Two pressing questions fundraisers often ask themselves are whether people feel like their donations matter, and whether this belief influences their willingness to donate. 'Personal efficacy' is the term we at DEL use for an individual’s sense of their possible impact on a collective problem, such as global poverty. Our data suggests that this perceived self-efficacy is strongly linked to how likely an individual is to donate. If someone who believes they cannot make any difference whatsoever is convinced that they can make a great deal of difference, the likelihood that they will donate jumps from 17% to 44%.
In a survey of 8,000 UK adults conducted in September 2021, only 19% of respondents reported donating to a development NGO in the previous year. This supports our theory that low levels of efficacy are associated with low donations, since perceived self-efficacy tends to be especially low in Britain. In fact, those who say they can’t make any difference in reducing global poverty are by far the largest group in the UK. Among those, only one in twenty had donated to development causes in the previous year.

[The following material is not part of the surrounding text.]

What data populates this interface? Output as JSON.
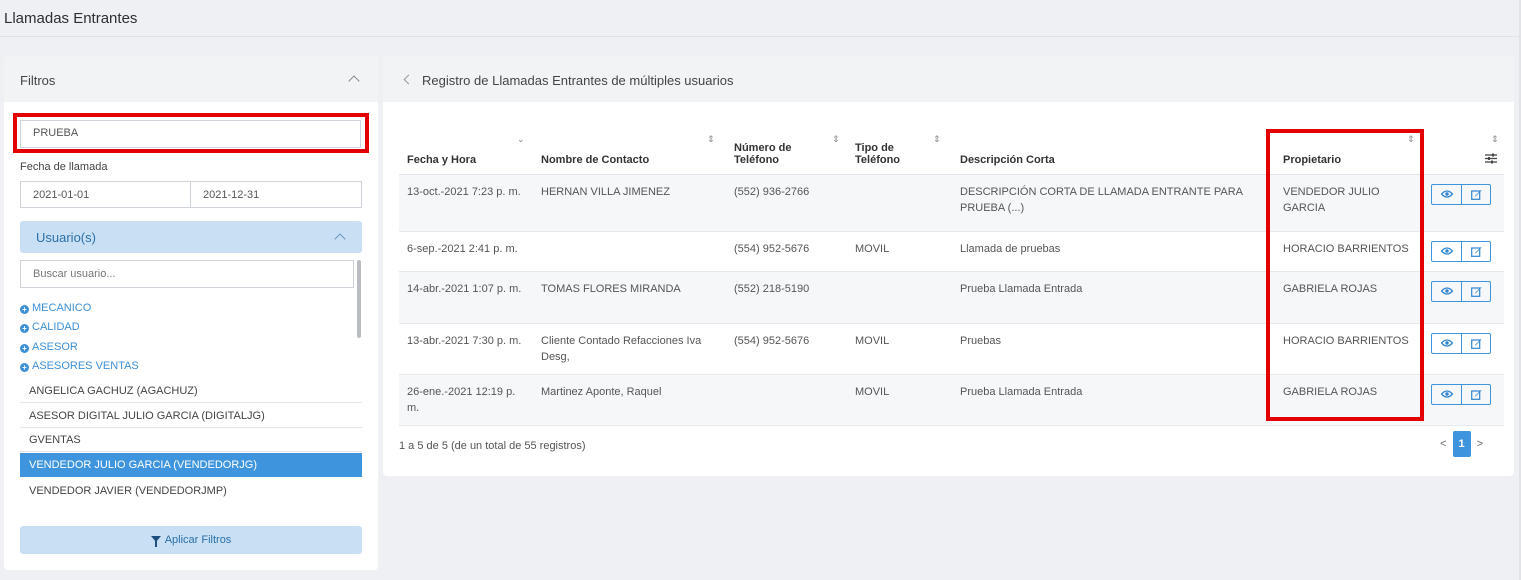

At the moment, engaging the public is an uphill battle, but our understanding of efficacy means that if more people begin to feel like their contributions don’t matter, campaigners’ jobs will only get harder. In the UK, only one in ten people believe they can make a difference in reducing global poverty. This is noticeably less than in the other three countries that we study at DEL: France, Germany and the U.S. This is not very encouraging, but there is a silver lining: Once people begin to move in the right direction, they tend to maintain that momentum. In other words, the first donation usually means there are more to come.
Does efficacy lead to donations, or donations to efficacy?

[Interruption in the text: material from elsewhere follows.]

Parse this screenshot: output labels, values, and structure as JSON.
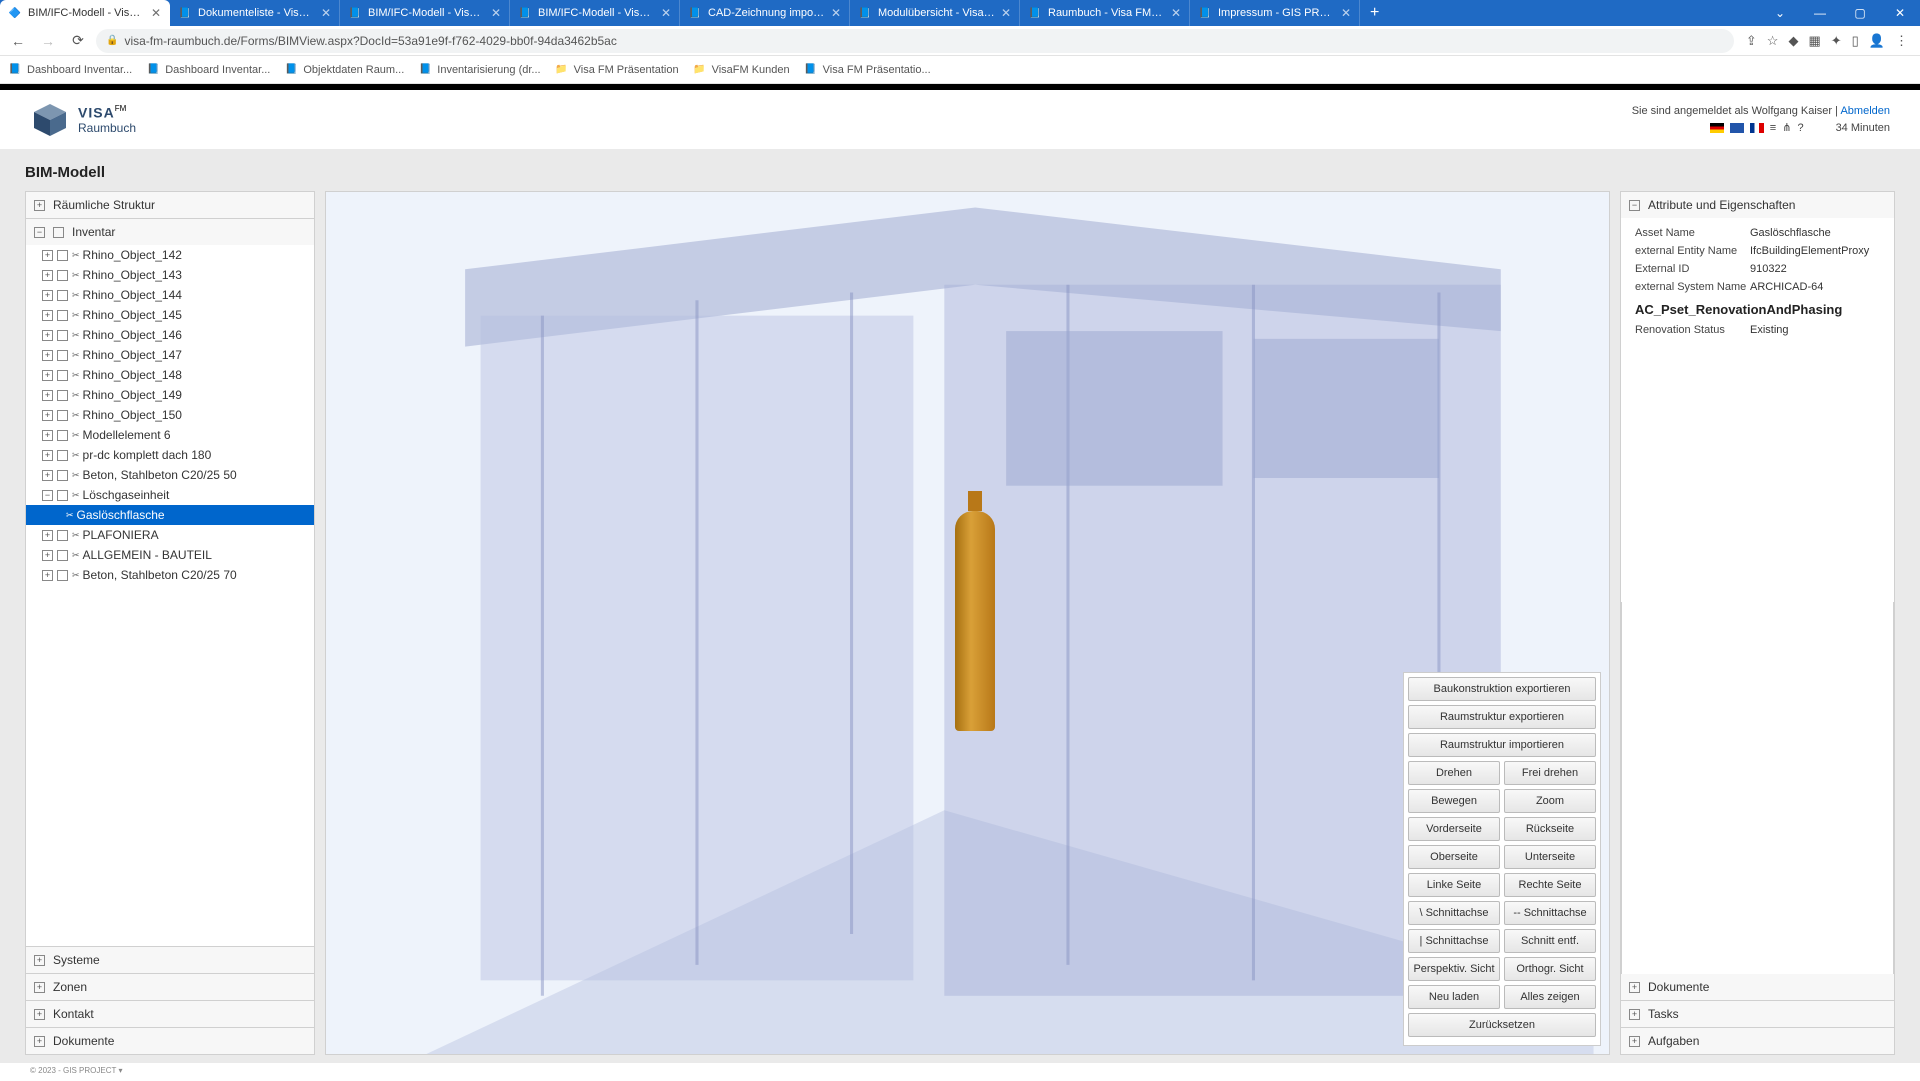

But where does that first donation come from? And while it might be a commonly held belief (with some proof!) that personal efficacy plays a part in determining someone’s willingness to donate, is the reverse also true? In other words, if people feel they can make a difference, they are more likely to donate, but when they donate, are they also more likely to feel like their actions can change the world? Let’s ask the question from a campaigner or fundraiser’s perspective: Does it make more sense to try and drive up feelings of efficacy in order to increase donations, or create more opportunities to donate, expecting efficacy to follow?
While it might be a commonly held belief (with some proof!) that personal efficacy plays a part in determining someone’s willingness to donate, is the reverse also true?

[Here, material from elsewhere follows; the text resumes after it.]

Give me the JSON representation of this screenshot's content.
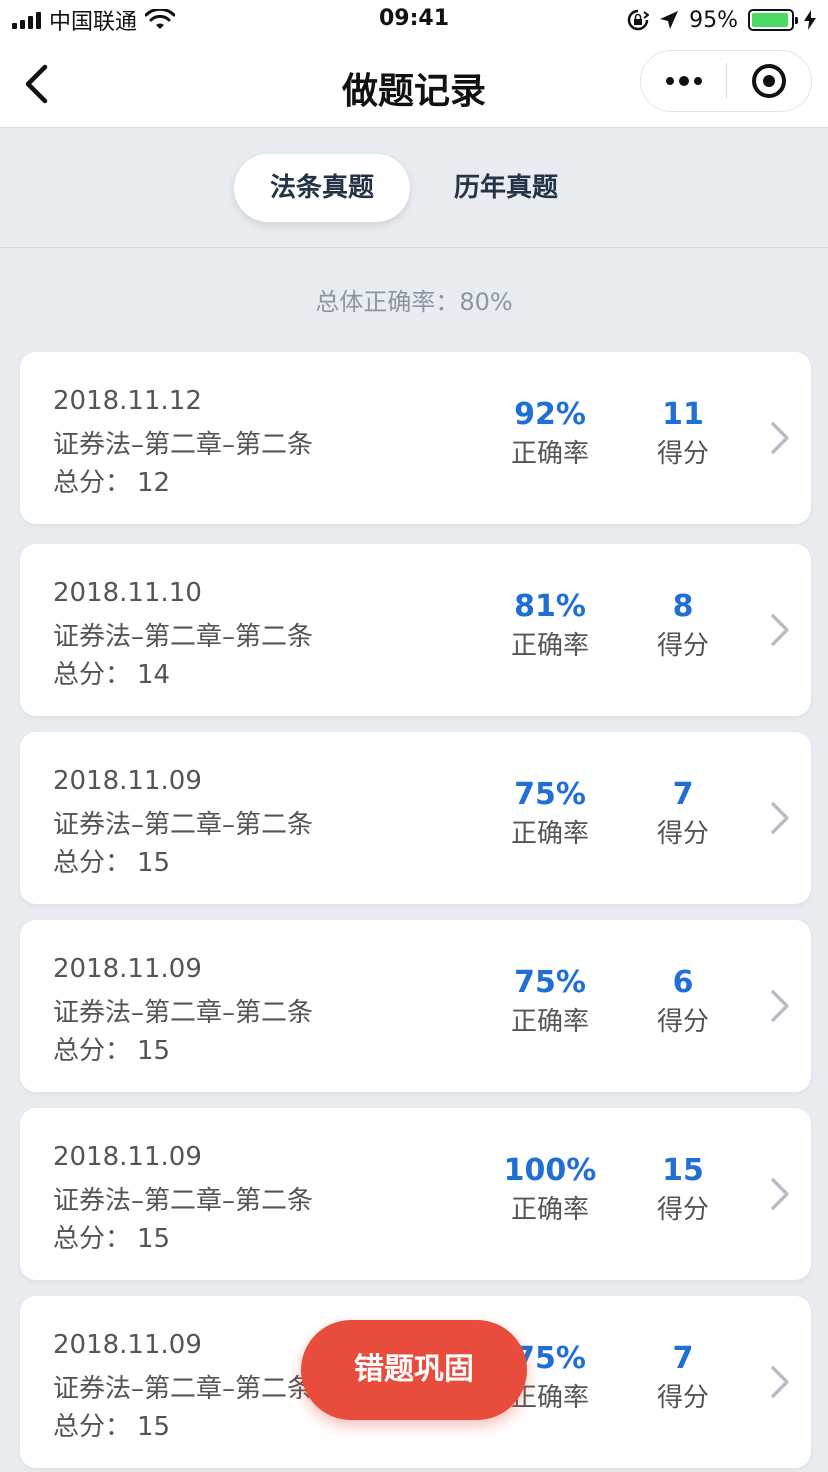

To better understand this dynamic over time, we tracked self-reported efficacy and donation behaviour among UK respondents from 2019-2021. What we found might surprise you: evidence shows that donations may have a more powerful impact on personal efficacy than personal efficacy has on donations. This means that the feeling of self-efficacy is possibly more of a residue, or a reflection of donations, rather than their driver. This is not to say that the reverse (and more commonly assumed) relationship is false: When one of our respondents reports an increase in personal efficacy at any time, they are more likely to donate in the following year. However, the ‘dominant’ direction shows that for people who donate, there are much larger positive shifts in their personal efficacy, compared with shifts in donations after an increase in personal efficacy.
The efficacy-donations virtuous cycle
How does personal efficacy change after donating? We looked at people who started donating in 2019 and found that among this segment of respondents, 39% reported an increase in personal efficacy (compared to 31% for all respondents) between September 2019 and September 2021, with a further 24% reporting no change. We also found that once someone donates, they are very likely to donate again. As we know, this is likely to increase their self-efficacy, which will increase their willingness to donate: it’s a virtuous cycle! Our data suggests that while increasing efficacy is a good way to get into the cycle, it might just be simpler to get that first donation, and then maintain or increase efficacy, as this is a much more effective way to secure a long-term supporter. Even if someone with no prior interest or knowledge about global poverty is approached by a fundraiser and makes a donation, data suggests that this is likely to push them into the efficacy-donations virtuous cycle.
A part of the puzzle remains unsolved: why is it that donations have a more substantial effect on efficacy than efficacy on donations? It seems somewhat counterintuitive that people’s beliefs are impacted by their behaviour more than the other way around. Digging into this phenomenon might give us a better understanding of how people relate to their own efficacy.
One compelling explanation is that rather than making a genuine judgement, people express their efficacy in a way that confirms their decision to donate. It could be that efficacy stems from the desire to justify their actions. For example, if people do not donate, they might cling to the belief that they cannot make a difference, in order to avoid feeling guilty. And in fact 20% of UK people who didn’t donate justify this decision by claiming their donation would make no difference.
Getting people to make their first donation seems to be the hardest, as well as the most crucial step. For charities, it might always be more difficult to engage people who have never donated than to keep existing donors. Are other factors at play? Our data show perceived NGO efficacy, engagement with development-related news, and generalized levels of trust are not good predictors of whether someone donates or not. The strongest factor remains whether that person has donated in the past. It all goes back to getting that first donation. A few minutes spent with a fundraiser during a lunch break could very well be all it takes to transform a totally disengaged person into a long-term donor.